One and done rule hurting college athletic programs

Kevin Durant, Derrick Rose, and Tyreke Evans are all high profile NBA players that have one thing in common… one and done.

‘One and done’ is a player who attends college for only one year and then declares for the NBA draft. The controversy surrounding these players continues to climb in the realm of the college basketball world. The question being presented now is “How is this rule affecting a high school basketball player’s decisions on their education?”
 

Prior to the institution of the rule in the 2005 collective bargaining agreement that players must be at least 19-years-old or one year removed from high school to enter the draft, some of the NBA’s most prominent names had come straight from high school to join the ranks of the elite.
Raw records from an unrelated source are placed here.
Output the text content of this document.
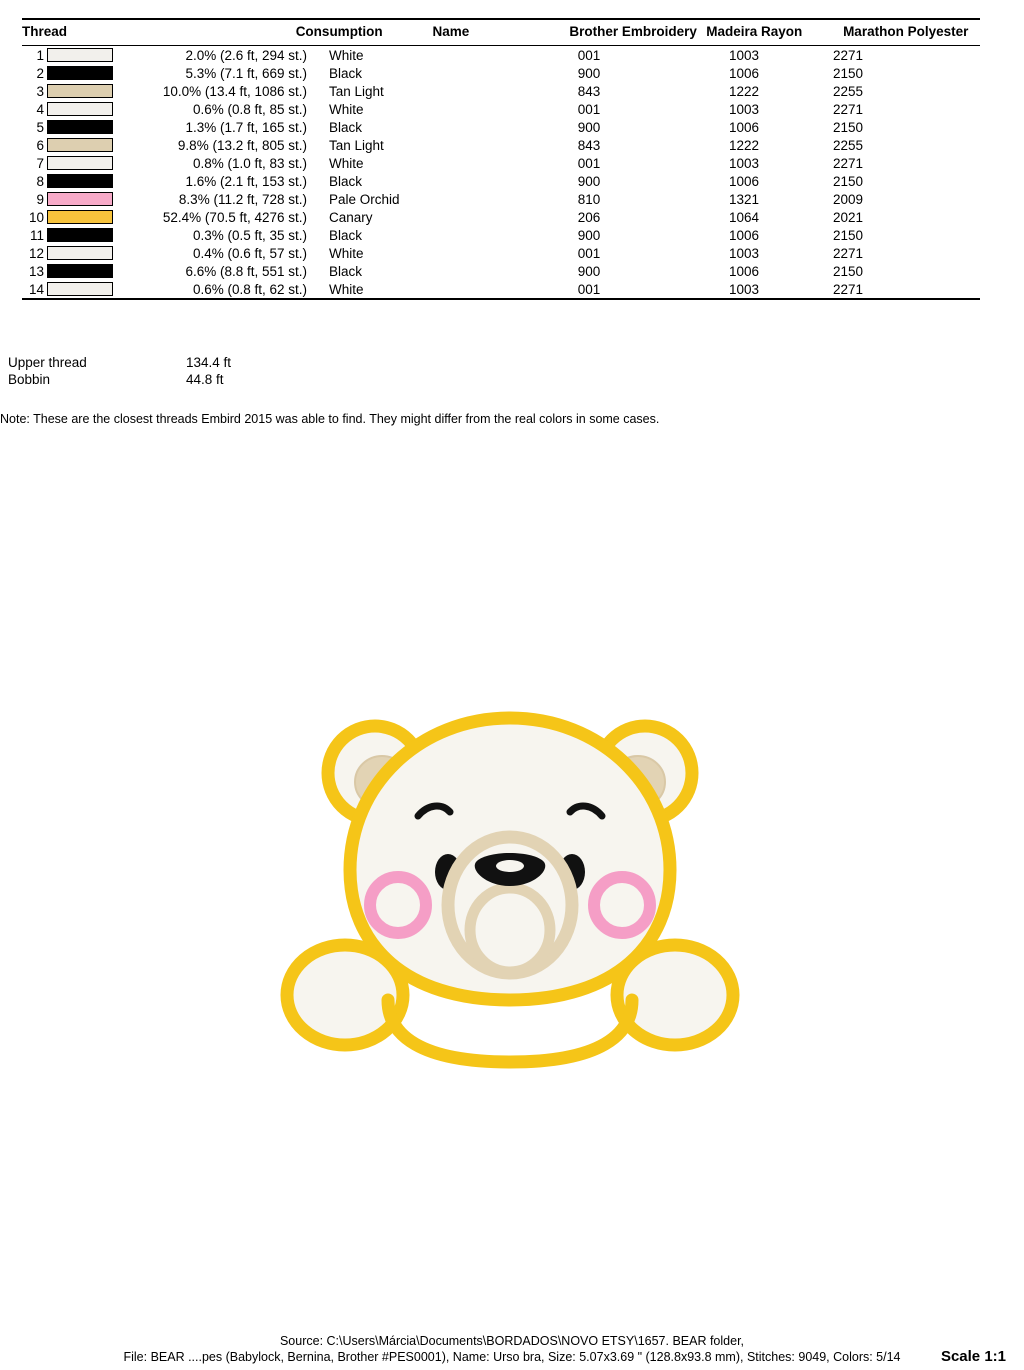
Thread	Consumption	Name	Brother Embroidery	Madeira Rayon	Marathon Polyester
1		2.0% (2.6 ft, 294 st.)	White	001	1003	2271
2		5.3% (7.1 ft, 669 st.)	Black	900	1006	2150
3		10.0% (13.4 ft, 1086 st.)	Tan Light	843	1222	2255
4		0.6% (0.8 ft, 85 st.)	White	001	1003	2271
5		1.3% (1.7 ft, 165 st.)	Black	900	1006	2150
6		9.8% (13.2 ft, 805 st.)	Tan Light	843	1222	2255
7		0.8% (1.0 ft, 83 st.)	White	001	1003	2271
8		1.6% (2.1 ft, 153 st.)	Black	900	1006	2150
9		8.3% (11.2 ft, 728 st.)	Pale Orchid	810	1321	2009
10		52.4% (70.5 ft, 4276 st.)	Canary	206	1064	2021
11		0.3% (0.5 ft, 35 st.)	Black	900	1006	2150
12		0.4% (0.6 ft, 57 st.)	White	001	1003	2271
13		6.6% (8.8 ft, 551 st.)	Black	900	1006	2150
14		0.6% (0.8 ft, 62 st.)	White	001	1003	2271
Upper thread	134.4 ft
Bobbin	44.8 ft
Note: These are the closest threads Embird 2015 was able to find. They might differ from the real colors in some cases.
Source: C:\Users\Márcia\Documents\BORDADOS\NOVO ETSY\1657. BEAR folder,
File: BEAR ....pes (Babylock, Bernina, Brother #PES0001), Name: Urso bra, Size: 5.07x3.69 " (128.8x93.8 mm), Stitches: 9049, Colors: 5/14	Scale 1:1
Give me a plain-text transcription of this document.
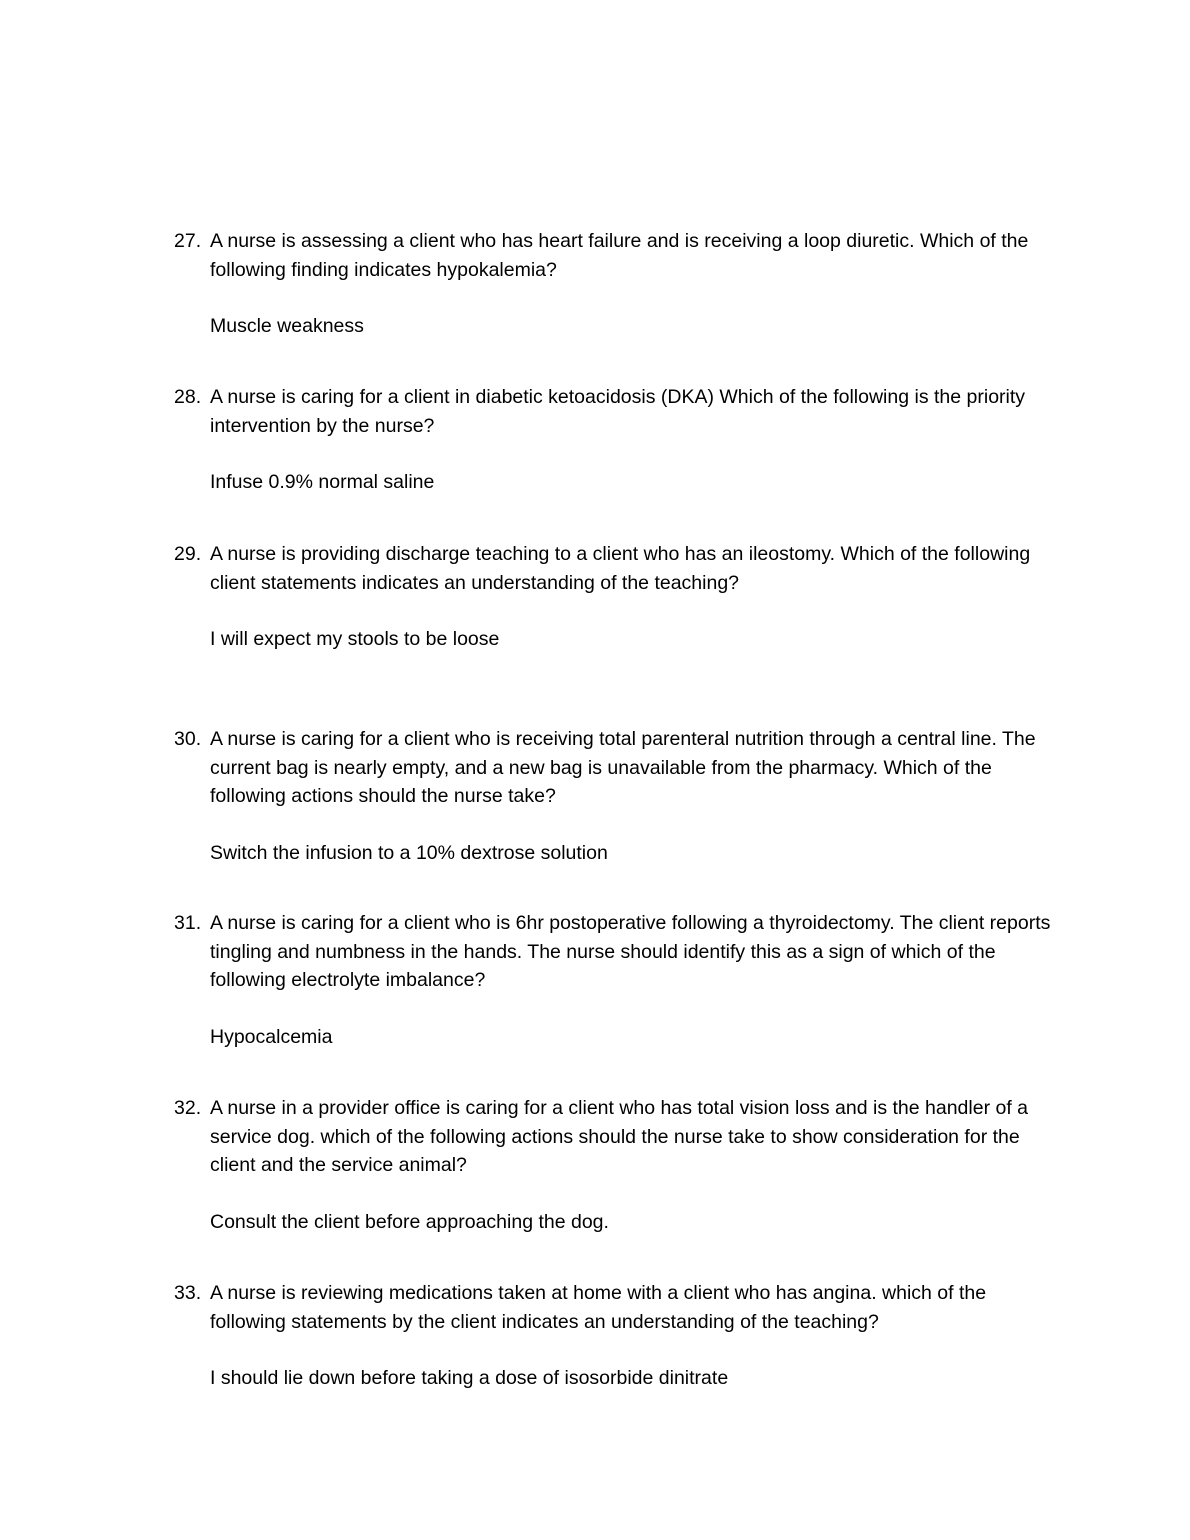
27. A nurse is assessing a client who has heart failure and is receiving a loop diuretic. Which of the following finding indicates hypokalemia?
Muscle weakness
28. A nurse is caring for a client in diabetic ketoacidosis (DKA) Which of the following is the priority intervention by the nurse?
Infuse 0.9% normal saline
29. A nurse is providing discharge teaching to a client who has an ileostomy. Which of the following client statements indicates an understanding of the teaching?
I will expect my stools to be loose
30. A nurse is caring for a client who is receiving total parenteral nutrition through a central line. The current bag is nearly empty, and a new bag is unavailable from the pharmacy. Which of the following actions should the nurse take?
Switch the infusion to a 10% dextrose solution
31. A nurse is caring for a client who is 6hr postoperative following a thyroidectomy. The client reports tingling and numbness in the hands. The nurse should identify this as a sign of which of the following electrolyte imbalance?
Hypocalcemia
32. A nurse in a provider office is caring for a client who has total vision loss and is the handler of a service dog. which of the following actions should the nurse take to show consideration for the client and the service animal?
Consult the client before approaching the dog.
33. A nurse is reviewing medications taken at home with a client who has angina. which of the following statements by the client indicates an understanding of the teaching?
I should lie down before taking a dose of isosorbide dinitrate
However, today it becomes more apparent that the rule has become a mockery since its induction. Since the first official draft where the rule has been in place, 2006, there have been 26 one and done players drafted. Less than half of those players have lived up to the expectations.

 

College programs are suffering most from this rule. On average a basketball scholarship is worth about 40,000 dollars a year, so imagine the players that are passed over for these one-year wonders. Kentucky University basketball coach John Calipari is possibly the most notorious coach for recruiting these types of players.
 
For the past three years he has recruited players who were well-known including Derrick Rose, Tyreke Evans, and this year’s projected number one overall pick John Wall.
 

Validating my point takes only one statistic: one quarter of the teams in last year’s NCAA tournament graduated less than 40 percent of its players. With those types of numbers the NBA should be full of scholars’ right? Wrong.

If this trend continues, pretty soon the league will be full of slam-dunking, no look passing, dribble driving morons. The newly adopted slogan of the league is “the NBA cares;” obviously it is not about education.